Monday, July 22, 2013

Baghdad, from the other side of the tracks

 Salim Fattal: 'Zionism was for Jews who had money'

A fleet of memoirs of Baghdad has been sailing out in recent years, like guffas floating down the river Tigris: now comes an English version of Salim Fattal’s charming memoir, In the Alleys of Baghdad.  Lyn Julius writes in The Times of Israel:
 
Salim Fattal’s memoir is another requiem for a city where Jews were once the largest single ethnic group. Jews made their mark on Baghdad continuously over almost three millennia – from the time that Nebuchadnezzar hauled the Jewish slaves into captivity by the waters of Babylon. Today five timorous Jews are all that remain from an influential and prosperous community of 140, 000.

Salim’s book, however, is set on the other side of the tracks. With zest and wit, he tells the comi-tragic tales of the Baghdad Jewish ghetto of Tatran, criss-crossed by dark alleys. It is a place of ancestral tradition and folklore where even the cellar snakes have a secret pact with the inhabitants. 

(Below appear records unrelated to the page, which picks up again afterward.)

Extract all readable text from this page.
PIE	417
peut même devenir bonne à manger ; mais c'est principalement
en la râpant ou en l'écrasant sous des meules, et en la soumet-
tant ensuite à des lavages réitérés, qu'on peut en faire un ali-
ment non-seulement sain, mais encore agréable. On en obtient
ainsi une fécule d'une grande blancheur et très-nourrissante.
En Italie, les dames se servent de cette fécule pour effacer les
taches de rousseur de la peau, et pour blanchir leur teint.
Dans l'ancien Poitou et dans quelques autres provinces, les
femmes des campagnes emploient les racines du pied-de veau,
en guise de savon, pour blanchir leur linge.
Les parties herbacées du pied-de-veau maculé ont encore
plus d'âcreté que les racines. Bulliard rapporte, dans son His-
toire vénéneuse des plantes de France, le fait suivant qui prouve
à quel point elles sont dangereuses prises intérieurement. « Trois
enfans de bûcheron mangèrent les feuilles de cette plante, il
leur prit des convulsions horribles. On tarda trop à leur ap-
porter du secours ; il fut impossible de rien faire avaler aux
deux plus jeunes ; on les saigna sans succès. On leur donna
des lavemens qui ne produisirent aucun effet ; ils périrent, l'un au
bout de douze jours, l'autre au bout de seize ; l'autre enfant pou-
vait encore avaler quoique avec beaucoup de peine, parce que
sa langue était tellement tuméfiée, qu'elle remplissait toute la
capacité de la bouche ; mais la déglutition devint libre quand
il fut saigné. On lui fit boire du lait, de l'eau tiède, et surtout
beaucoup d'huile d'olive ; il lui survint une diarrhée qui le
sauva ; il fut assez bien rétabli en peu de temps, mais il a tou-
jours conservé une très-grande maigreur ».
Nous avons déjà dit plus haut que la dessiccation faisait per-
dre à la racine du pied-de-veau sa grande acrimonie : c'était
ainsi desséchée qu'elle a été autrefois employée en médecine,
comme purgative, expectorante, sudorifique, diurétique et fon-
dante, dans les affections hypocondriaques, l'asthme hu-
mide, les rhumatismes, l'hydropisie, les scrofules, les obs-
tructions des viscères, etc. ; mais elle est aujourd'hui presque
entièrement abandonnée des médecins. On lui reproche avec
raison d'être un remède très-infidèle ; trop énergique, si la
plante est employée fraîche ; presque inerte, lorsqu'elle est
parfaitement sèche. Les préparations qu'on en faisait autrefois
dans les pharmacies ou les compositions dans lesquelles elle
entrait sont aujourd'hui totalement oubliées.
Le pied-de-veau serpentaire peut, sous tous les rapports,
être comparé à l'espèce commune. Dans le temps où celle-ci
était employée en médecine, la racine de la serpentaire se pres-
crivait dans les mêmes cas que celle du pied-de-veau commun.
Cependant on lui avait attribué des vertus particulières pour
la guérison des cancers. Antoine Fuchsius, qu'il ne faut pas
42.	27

Whereas some Iraqi Jews remember a comfortable, even idyllic life with servants, Salim’s childhood is marked by grinding poverty. The boy is forced to earn a living from an early age, while attending night school. His widowed mother cherishes the dream that her five sons would some day be doctors, lawyers, engineers, poets and scientists. The dream would come to pass – but not in Iraq. Salim is the poet and later makes a successful career as a journalist, film-maker and a founder of Israel TV’s Arabic service.

Jews more affluent were more likely to escape the WW1 Ottoman draft, but Tatran is caught up in a dragnet: despite Salim grandfather’s best efforts to hide young Jewish men, his brother Menashe is taken into the Turkish army, freezing to death on the front.

Tragedy strikes the family again when Salim’s uncle Meir is kidnapped and murdered during the 1941 Farhud pogrom in which 179 Jews were killed. Meir’s body is never found. The family survive a night of murder and rape by bribing a policeman with a shotgun into protecting them, by paying him half a dinar per shot. 

Another uncle, Naim, drinks and smokes himself to an early death and a third, Joseph, is lured into the desert and murdered by two Bedouin associates.
After the catastrophe of the Farhud, triggered by an atmosphere poisoned by antisemitism imported from the Third Reich, the Jews of Baghdad sense they are living on borrowed time. Of the two paths offering redemption, Zionism and Communism, Salim chooses Communism. The Wathba protest movement of January 1948 against the neo-colonial Portsmouth Treaty with the British looms larger in Salim’s life than the war in Palestine. 

As the keeper of the local Communist underground’s library in a bag under his bed, Salim narrowly escapes arrest by convincing the secret police that Chekhov was not a Marxist. He is a marked man but cannot afford to pay his passage out of Iraq. ‘Zionism was for Jews who had money’, he claims. But like other Jewish Communists, he eventually is forced to run for his life – to Israel. 

A word about the vivid women characters who populate the book: the oversexed Habiba, who runs away with a Muslim to escape an arranged marriage, but is lured into prostitution; Salim’s first love Hanan, as daring a dalliance as the times then allowed; Tova, the Russian Jew on the run during WW2 to Israel, who finds in the Fattal family a substitute for her own.

Salim Fattal was motivated to write ‘In the Alleys of Baghdad’ in order to scotch one of the great myths of the age: “Before the Jewish state was established, there existed nothing to harm good relations between Arabs and Jews.” His Baghdad was a spirited city of warm interpersonal relations and humour, but it was also a place of untimely death, gallows and pogroms. Salim has dredged up his Baghdad from the ocean floor, but as with the Titanic, there is nothing much worth salvaging any more.